Beaucoup autour de moi forcément, on regarde toujours le monde en partant de soi. Même ceux qui se dissimulent habilement finissent par parler d’eux-mêmes. J’aspire à me libérer progressivement des règles souvent figées du récit, l’idée qu’il faille émouvoir le lecteur avec des recettes, des codes, ce genre de conneries et la poésie m’apporte cette liberté nécessaire sans laquelle je ne prendrai plus aucun plaisir. Le talent sans le plaisir, n’a aucun intérêt.
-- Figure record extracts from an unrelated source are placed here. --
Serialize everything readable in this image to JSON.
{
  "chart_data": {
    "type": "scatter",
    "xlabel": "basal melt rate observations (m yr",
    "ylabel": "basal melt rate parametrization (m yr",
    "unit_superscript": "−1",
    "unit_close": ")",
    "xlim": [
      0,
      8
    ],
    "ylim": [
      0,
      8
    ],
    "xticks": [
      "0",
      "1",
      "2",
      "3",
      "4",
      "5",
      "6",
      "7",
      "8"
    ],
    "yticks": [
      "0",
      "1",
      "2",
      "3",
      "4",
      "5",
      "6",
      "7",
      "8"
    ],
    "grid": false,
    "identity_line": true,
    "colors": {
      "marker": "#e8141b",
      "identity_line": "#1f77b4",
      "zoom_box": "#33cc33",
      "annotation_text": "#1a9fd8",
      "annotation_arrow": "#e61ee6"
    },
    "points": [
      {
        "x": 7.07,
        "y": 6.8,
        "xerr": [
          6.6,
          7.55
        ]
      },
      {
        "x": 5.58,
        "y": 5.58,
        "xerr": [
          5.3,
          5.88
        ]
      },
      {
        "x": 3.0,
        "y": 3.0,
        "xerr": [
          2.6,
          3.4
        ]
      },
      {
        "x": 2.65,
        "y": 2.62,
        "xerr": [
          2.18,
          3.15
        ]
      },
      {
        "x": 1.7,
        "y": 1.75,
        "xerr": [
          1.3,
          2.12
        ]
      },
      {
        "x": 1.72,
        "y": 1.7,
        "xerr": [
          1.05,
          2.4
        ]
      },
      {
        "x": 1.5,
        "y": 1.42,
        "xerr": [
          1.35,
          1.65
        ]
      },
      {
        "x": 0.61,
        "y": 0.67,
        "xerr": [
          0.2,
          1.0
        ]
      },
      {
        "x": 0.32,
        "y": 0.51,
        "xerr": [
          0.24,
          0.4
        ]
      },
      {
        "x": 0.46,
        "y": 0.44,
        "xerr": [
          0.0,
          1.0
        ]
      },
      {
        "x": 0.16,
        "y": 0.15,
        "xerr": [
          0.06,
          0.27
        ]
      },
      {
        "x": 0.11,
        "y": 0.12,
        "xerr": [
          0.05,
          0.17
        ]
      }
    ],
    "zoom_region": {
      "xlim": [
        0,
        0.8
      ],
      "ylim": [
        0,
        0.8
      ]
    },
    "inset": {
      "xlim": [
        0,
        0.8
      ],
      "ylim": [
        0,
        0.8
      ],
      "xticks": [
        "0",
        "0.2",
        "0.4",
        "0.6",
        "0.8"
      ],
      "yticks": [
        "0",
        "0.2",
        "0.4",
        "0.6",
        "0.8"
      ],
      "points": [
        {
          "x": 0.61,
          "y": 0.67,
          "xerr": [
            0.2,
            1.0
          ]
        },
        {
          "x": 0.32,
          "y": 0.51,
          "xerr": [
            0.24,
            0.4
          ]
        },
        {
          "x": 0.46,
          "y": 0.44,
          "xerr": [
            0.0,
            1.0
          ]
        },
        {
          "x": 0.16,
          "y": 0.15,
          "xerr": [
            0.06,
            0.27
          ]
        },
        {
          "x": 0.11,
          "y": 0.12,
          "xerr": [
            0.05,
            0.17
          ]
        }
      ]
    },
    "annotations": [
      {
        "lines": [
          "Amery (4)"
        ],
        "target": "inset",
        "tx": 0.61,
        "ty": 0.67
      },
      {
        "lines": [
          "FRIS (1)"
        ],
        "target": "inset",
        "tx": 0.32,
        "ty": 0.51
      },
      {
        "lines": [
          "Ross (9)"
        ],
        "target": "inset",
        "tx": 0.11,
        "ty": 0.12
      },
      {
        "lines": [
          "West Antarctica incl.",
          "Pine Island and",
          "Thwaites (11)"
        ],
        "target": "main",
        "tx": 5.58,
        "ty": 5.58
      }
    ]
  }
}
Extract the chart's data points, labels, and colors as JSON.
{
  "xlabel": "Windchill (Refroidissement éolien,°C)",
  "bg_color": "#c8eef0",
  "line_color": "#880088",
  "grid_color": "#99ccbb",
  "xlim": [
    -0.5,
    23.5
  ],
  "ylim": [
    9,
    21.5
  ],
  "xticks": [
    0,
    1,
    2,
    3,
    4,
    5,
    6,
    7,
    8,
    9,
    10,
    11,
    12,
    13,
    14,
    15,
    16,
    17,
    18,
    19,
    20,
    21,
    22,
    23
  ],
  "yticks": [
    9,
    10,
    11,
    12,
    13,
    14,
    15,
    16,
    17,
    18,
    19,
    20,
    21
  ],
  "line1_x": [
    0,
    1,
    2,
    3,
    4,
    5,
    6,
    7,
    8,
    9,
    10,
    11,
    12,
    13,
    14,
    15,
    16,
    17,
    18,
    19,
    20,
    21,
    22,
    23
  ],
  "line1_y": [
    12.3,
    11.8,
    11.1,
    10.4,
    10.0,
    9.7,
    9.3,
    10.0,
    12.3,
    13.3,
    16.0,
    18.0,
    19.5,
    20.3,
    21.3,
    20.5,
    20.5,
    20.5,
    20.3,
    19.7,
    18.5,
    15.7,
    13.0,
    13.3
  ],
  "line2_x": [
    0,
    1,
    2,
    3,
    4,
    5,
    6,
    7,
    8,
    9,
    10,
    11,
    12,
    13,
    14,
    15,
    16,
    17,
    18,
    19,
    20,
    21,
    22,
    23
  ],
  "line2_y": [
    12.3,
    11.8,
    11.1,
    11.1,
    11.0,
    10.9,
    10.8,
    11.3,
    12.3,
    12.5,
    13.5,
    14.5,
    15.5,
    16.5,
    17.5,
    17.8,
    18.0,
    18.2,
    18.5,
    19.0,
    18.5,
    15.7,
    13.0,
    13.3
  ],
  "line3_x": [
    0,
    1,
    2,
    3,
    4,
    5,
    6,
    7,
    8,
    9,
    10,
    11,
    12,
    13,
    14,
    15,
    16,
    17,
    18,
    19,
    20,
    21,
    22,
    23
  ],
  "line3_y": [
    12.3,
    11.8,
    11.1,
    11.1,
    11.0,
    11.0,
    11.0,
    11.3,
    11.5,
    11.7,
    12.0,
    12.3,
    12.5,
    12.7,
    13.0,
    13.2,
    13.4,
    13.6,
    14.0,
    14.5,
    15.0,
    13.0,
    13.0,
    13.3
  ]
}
Comme le disait Bukowski : « L’écriture est juste le résultat de ce qu’on est devenu jour après jour au fil des ans. C’est une empreinte digitale de l’esprit ».
Choisissez-vous d’abord le titre de l’ouvrage avant le développement narratif ? Quel rôle joue pour vous le titre de votre œuvre ?
Parfois oui, parfois non. Le titre est là, un horizon possible puis le livre évolue et un autre titre vient le remplacer. Un autre livre s’écrit alors ou pas.
Quel rapport entretenez-vous avec vos personnages et comment les inventez-vous ?
Mon dernier roman en date est la confession d’un meurtrier. J’ai vécu avec lui dans un quasi confinement et bien avant qu’il ne nous soit imposé par cette pandémie. On peut mettre beaucoup de soi, de ses frustrations dans un personnage aux antipodes de soi. Il ne faut jamais juger ses personnages comme le faisait très bien Shakespeare ou encore Dostoïevski.
Parlez-nous de votre dernier ouvrage et de vos projets.
Je travaille avec acharnement à l’écriture de poèmes, cela prend pour le moment toute la place mais deux romans sont en cours, l’un a été écrit il y a deux ans et l’autre est en chantier. Aucune urgence. Les éditeurs sont très occupés et de moins en moins impliqués mais je cherche encore la bonne personne, cet accoucheur de talent qui, comme le grand Max Perkins me permettra de grandir et même de me tromper. On ne cesse de se tromper, pourquoi écrire encore et encore, sinon pour faire toujours mieux.